= Kannamwar Nagar =

Kannamwar Nagar is a locality situated in Vikhroli east, on eastern express highway. Kannamwar Nagar is on the eastern side of the Vikhroli railway station and is known for buildings built by MHADA. It is considered as one of the biggest housing colonies in India and one of the biggest workers housing colonies in Asia.

The name was given to this area on name of Mr. Marotrao Shambshio Kannamwar who was an Indian politician who served as Chief Minister of Maharashtra from 20 November 1962 to 24 November 1963.

Kannamwar Nagar lies somewhat in the centre of Mumbai and provides easy access to all cities through the roads that run through it. Agra Road, officially called the Eastern Express Highway connects it to Thane, Dadar, Chembur and Vashi. It is well connected by Shastri Marg on its western part which connects it to Bandra, Jogeshwari and other western suburbs.

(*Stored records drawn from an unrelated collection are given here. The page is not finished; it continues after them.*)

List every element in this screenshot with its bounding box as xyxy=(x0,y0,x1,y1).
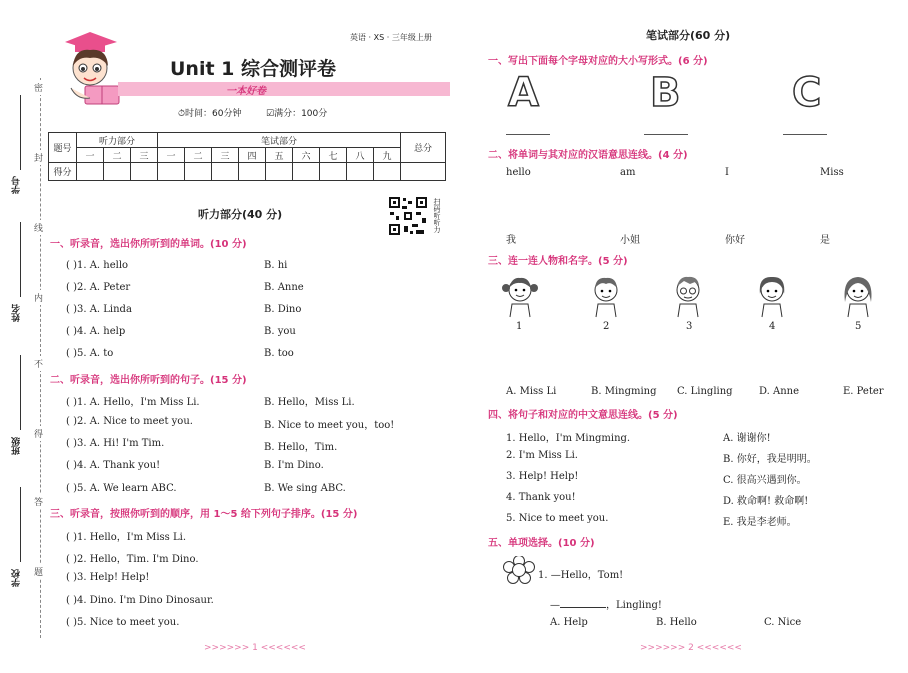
character-name: C. Lingling xyxy=(677,386,733,397)
score-cell[interactable] xyxy=(212,163,239,181)
part2-item-b: B. I'm Dino. xyxy=(264,460,324,471)
sentence-right: A. 谢谢你! xyxy=(723,433,771,444)
seal-char: 题 xyxy=(34,564,43,579)
mc-question-1-reply: — ，Lingling! xyxy=(550,600,662,611)
match-word: Miss xyxy=(820,167,844,178)
match-word: hello xyxy=(506,167,531,178)
character-number: 2 xyxy=(603,321,610,332)
qr-code-icon[interactable] xyxy=(388,196,428,236)
score-table-header: 笔试部分 xyxy=(158,133,401,148)
field-class: 班级 xyxy=(12,437,22,455)
sentence-left: 1. Hello，I'm Mingming. xyxy=(506,433,631,444)
part1-item-b: B. Anne xyxy=(264,282,304,293)
seal-char: 内 xyxy=(34,290,43,305)
part3-item: ( )5. Nice to meet you. xyxy=(66,617,180,628)
seal-char: 答 xyxy=(34,494,43,509)
score-table-col: 二 xyxy=(104,148,131,163)
character-name: D. Anne xyxy=(759,386,800,397)
score-table-col: 一 xyxy=(77,148,104,163)
match-word: I xyxy=(725,167,729,178)
exam-time: ⏱时间：60分钟 xyxy=(178,109,242,119)
mc-option: C. Nice xyxy=(764,617,802,628)
mc-option: B. Hello xyxy=(656,617,697,628)
score-table-col: 九 xyxy=(374,148,401,163)
score-table-header: 总分 xyxy=(401,133,446,163)
page-number-left: >>>>>> 1 <<<<<< xyxy=(204,643,306,653)
part2-item-b: B. Hello，Tim. xyxy=(264,442,338,453)
score-cell[interactable] xyxy=(401,163,446,181)
match-meaning: 小姐 xyxy=(620,235,640,246)
part1-item-a: ( )2. A. Peter xyxy=(66,282,131,293)
match-meaning: 是 xyxy=(820,235,830,246)
w2-title: 二、将单词与其对应的汉语意思连线。(4 分) xyxy=(488,150,688,161)
seal-char: 线 xyxy=(34,220,43,235)
mc-option: A. Help xyxy=(550,617,588,628)
character-name: A. Miss Li xyxy=(506,386,557,397)
part1-title: 一、听录音，选出你所听到的单词。(10 分) xyxy=(50,239,247,250)
seal-char: 密 xyxy=(34,80,43,95)
answer-blank[interactable] xyxy=(783,134,827,135)
seal-char: 得 xyxy=(34,426,43,441)
score-table-header: 听力部分 xyxy=(77,133,158,148)
part1-item-b: B. you xyxy=(264,326,296,337)
character-boy-glasses-icon xyxy=(668,272,708,318)
sentence-right: B. 你好，我是明明。 xyxy=(723,454,817,465)
checkbox-icon: ☑ xyxy=(266,109,275,119)
character-girl-icon xyxy=(752,272,792,318)
field-name: 姓名 xyxy=(12,304,22,322)
flower-icon xyxy=(502,556,536,584)
part3-title: 三、听录音，按照你听到的顺序，用 1～5 给下列句子排序。(15 分) xyxy=(50,509,358,520)
match-meaning: 我 xyxy=(506,235,516,246)
clock-icon: ⏱ xyxy=(178,109,186,119)
score-table-col: 五 xyxy=(266,148,293,163)
title-banner xyxy=(118,82,450,96)
score-cell[interactable] xyxy=(185,163,212,181)
page-number-right: >>>>>> 2 <<<<<< xyxy=(640,643,742,653)
score-table-col: 三 xyxy=(131,148,158,163)
part2-item-b: B. Hello，Miss Li. xyxy=(264,397,355,408)
part1-item-a: ( )5. A. to xyxy=(66,348,114,359)
part1-item-b: B. too xyxy=(264,348,294,359)
character-teacher-icon xyxy=(838,272,878,318)
match-meaning: 你好 xyxy=(725,235,745,246)
score-cell[interactable] xyxy=(131,163,158,181)
sentence-right: D. 救命啊! 救命啊! xyxy=(723,496,809,507)
w5-title: 五、单项选择。(10 分) xyxy=(488,538,595,549)
character-number: 5 xyxy=(855,321,862,332)
part1-item-b: B. hi xyxy=(264,260,288,271)
score-table-header: 得分 xyxy=(49,163,77,181)
score-cell[interactable] xyxy=(77,163,104,181)
mascot-girl-icon xyxy=(55,28,125,106)
sentence-right: C. 很高兴遇到你。 xyxy=(723,475,807,486)
page-title: Unit 1 综合测评卷 xyxy=(170,58,336,80)
letter-c-icon: C xyxy=(792,70,822,116)
sentence-left: 3. Help! Help! xyxy=(506,471,579,482)
character-number: 1 xyxy=(516,321,523,332)
answer-blank[interactable] xyxy=(560,607,606,608)
score-table-col: 三 xyxy=(212,148,239,163)
character-name: E. Peter xyxy=(843,386,884,397)
course-label: 英语 · XS · 三年级上册 xyxy=(350,33,432,42)
sentence-left: 2. I'm Miss Li. xyxy=(506,450,578,461)
part2-item-a: ( )3. A. Hi! I'm Tim. xyxy=(66,438,165,449)
exam-score: ☑满分：100分 xyxy=(266,109,328,119)
character-girl-pigtails-icon xyxy=(500,272,540,318)
score-table-col: 八 xyxy=(347,148,374,163)
letter-a-icon: A xyxy=(508,70,539,116)
sentence-right: E. 我是李老师。 xyxy=(723,517,797,528)
field-line[interactable] xyxy=(20,95,21,170)
score-table-col: 四 xyxy=(239,148,266,163)
answer-blank[interactable] xyxy=(506,134,550,135)
part2-item-a: ( )1. A. Hello，I'm Miss Li. xyxy=(66,397,200,408)
writing-title: 笔试部分(60 分) xyxy=(646,29,731,42)
sentence-left: 4. Thank you! xyxy=(506,492,576,503)
score-table-col: 七 xyxy=(320,148,347,163)
part3-item: ( )3. Help! Help! xyxy=(66,572,150,583)
part1-item-a: ( )4. A. help xyxy=(66,326,126,337)
mc-question-1: 1. —Hello，Tom! xyxy=(538,570,624,581)
score-cell[interactable] xyxy=(266,163,293,181)
score-cell[interactable] xyxy=(104,163,131,181)
field-line[interactable] xyxy=(20,487,21,562)
part3-item: ( )4. Dino. I'm Dino Dinosaur. xyxy=(66,595,214,606)
field-line[interactable] xyxy=(20,355,21,430)
score-table-col: 二 xyxy=(185,148,212,163)
character-number: 3 xyxy=(686,321,693,332)
score-cell[interactable] xyxy=(320,163,347,181)
score-table-header: 题号 xyxy=(49,133,77,163)
part2-item-a: ( )5. A. We learn ABC. xyxy=(66,483,177,494)
brand-logo: 一本好卷 xyxy=(226,86,266,97)
field-student-number: 学号 xyxy=(12,176,22,194)
part1-item-a: ( )1. A. hello xyxy=(66,260,129,271)
w4-title: 四、将句子和对应的中文意思连线。(5 分) xyxy=(488,410,678,421)
part1-item-a: ( )3. A. Linda xyxy=(66,304,132,315)
score-table xyxy=(48,132,446,181)
score-cell[interactable] xyxy=(239,163,266,181)
score-cell[interactable] xyxy=(347,163,374,181)
seal-char: 封 xyxy=(34,150,43,165)
part2-item-b: B. Nice to meet you，too! xyxy=(264,420,395,431)
part2-item-a: ( )2. A. Nice to meet you. xyxy=(66,416,193,427)
score-table-col: 六 xyxy=(293,148,320,163)
score-cell[interactable] xyxy=(374,163,401,181)
part3-item: ( )1. Hello，I'm Miss Li. xyxy=(66,532,187,543)
seal-char: 不 xyxy=(34,356,43,371)
field-line[interactable] xyxy=(20,222,21,297)
score-table-col: 一 xyxy=(158,148,185,163)
score-cell[interactable] xyxy=(293,163,320,181)
part3-item: ( )2. Hello，Tim. I'm Dino. xyxy=(66,554,199,565)
part2-title: 二、听录音，选出你所听到的句子。(15 分) xyxy=(50,375,247,386)
field-school: 学校 xyxy=(12,569,22,587)
character-number: 4 xyxy=(769,321,776,332)
letter-b-icon: B xyxy=(650,70,681,116)
listening-title: 听力部分(40 分) xyxy=(198,208,283,221)
w1-title: 一、写出下面每个字母对应的大小写形式。(6 分) xyxy=(488,56,708,67)
character-name: B. Mingming xyxy=(591,386,657,397)
answer-blank[interactable] xyxy=(644,134,688,135)
part1-item-b: B. Dino xyxy=(264,304,302,315)
w3-title: 三、连一连人物和名字。(5 分) xyxy=(488,256,628,267)
sentence-left: 5. Nice to meet you. xyxy=(506,513,609,524)
qr-caption: 扫码听听力 xyxy=(433,198,441,233)
part2-item-a: ( )4. A. Thank you! xyxy=(66,460,161,471)
score-cell[interactable] xyxy=(158,163,185,181)
match-word: am xyxy=(620,167,636,178)
character-boy-icon xyxy=(586,272,626,318)
part2-item-b: B. We sing ABC. xyxy=(264,483,346,494)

A proposal for a bridge has been made, which is to be built over the Thane Creek from Kannamwar Nagar off the eastern express highway to Kopar Khairane in Navi Mumbai, thereby providing a much needed third bridge linking Mumbai and Navi Mumbai. The popular bus routes operating from this area are 394 and 397 (to kannamwar nagar), 353 (to Wadala), 354 (to dadar), 388 (to Seepz depot) and 185 (to jogeshwari). From vikhroli west, Route No 7 (to Backbay) is the most patronised.

==Residential==
In Kannamwar Nagar there are more than 300 Mhada Buildings

It is also one of the 56 Transit Camps developed by MHADA in Mumbai.

Currently, Vikhroli is undergoing huge transformation that will make it look like a modern town.

Kindergartens:
- Learning Tree Preschool

Schools/Colleges:
- Asmita College of Law
- Dr Babasaheb Ambedkar Vidyalaya
- Utkarsh Bal Mandir School
- Vikas High School and Jr College
- Abhay International School
- Madyamik Vidyala

Out of these, Udayachal Schools have been the best in terms of imparting and setting a class in education in Mumbai. Also it is ranked as one of the top schools according to a recent survey.

Gardens/Playgrounds:

- Dharamveer Sambhaji Maharaj (Circle) Ground.
- Ravindra Mhatre Ground.
- Balgandharva Balodyan (Trikoni).
- Shaantivan.
- Veermata Jijau Mai Garden.
- Priyadarshani Udyan
- Hatti Garden
- Bombay Municipal Corporation Udyan
- Ganesh Maidan

Hospitals:

- Krantiveer Mahatma Jyotiba Phule Hospital
- Shushrusha Hospital.

Hotels/Restaurants:

- Red Chilly Classic Chinese Cuisine
- Hotel Praveen
- Hotel Krish
- Hotel Adarsh

There is a proposal of Skywalk bridge connecting East to west due to lot of accident mishaps near the railway line crossing.

Kannamwar nagar in Vikhroli is typically middle class and peaceful suburb of Mumbai. In the next 5 years Kannamwar Nagar will be an emerging locality as many building are eying on development of Tagore Nagar.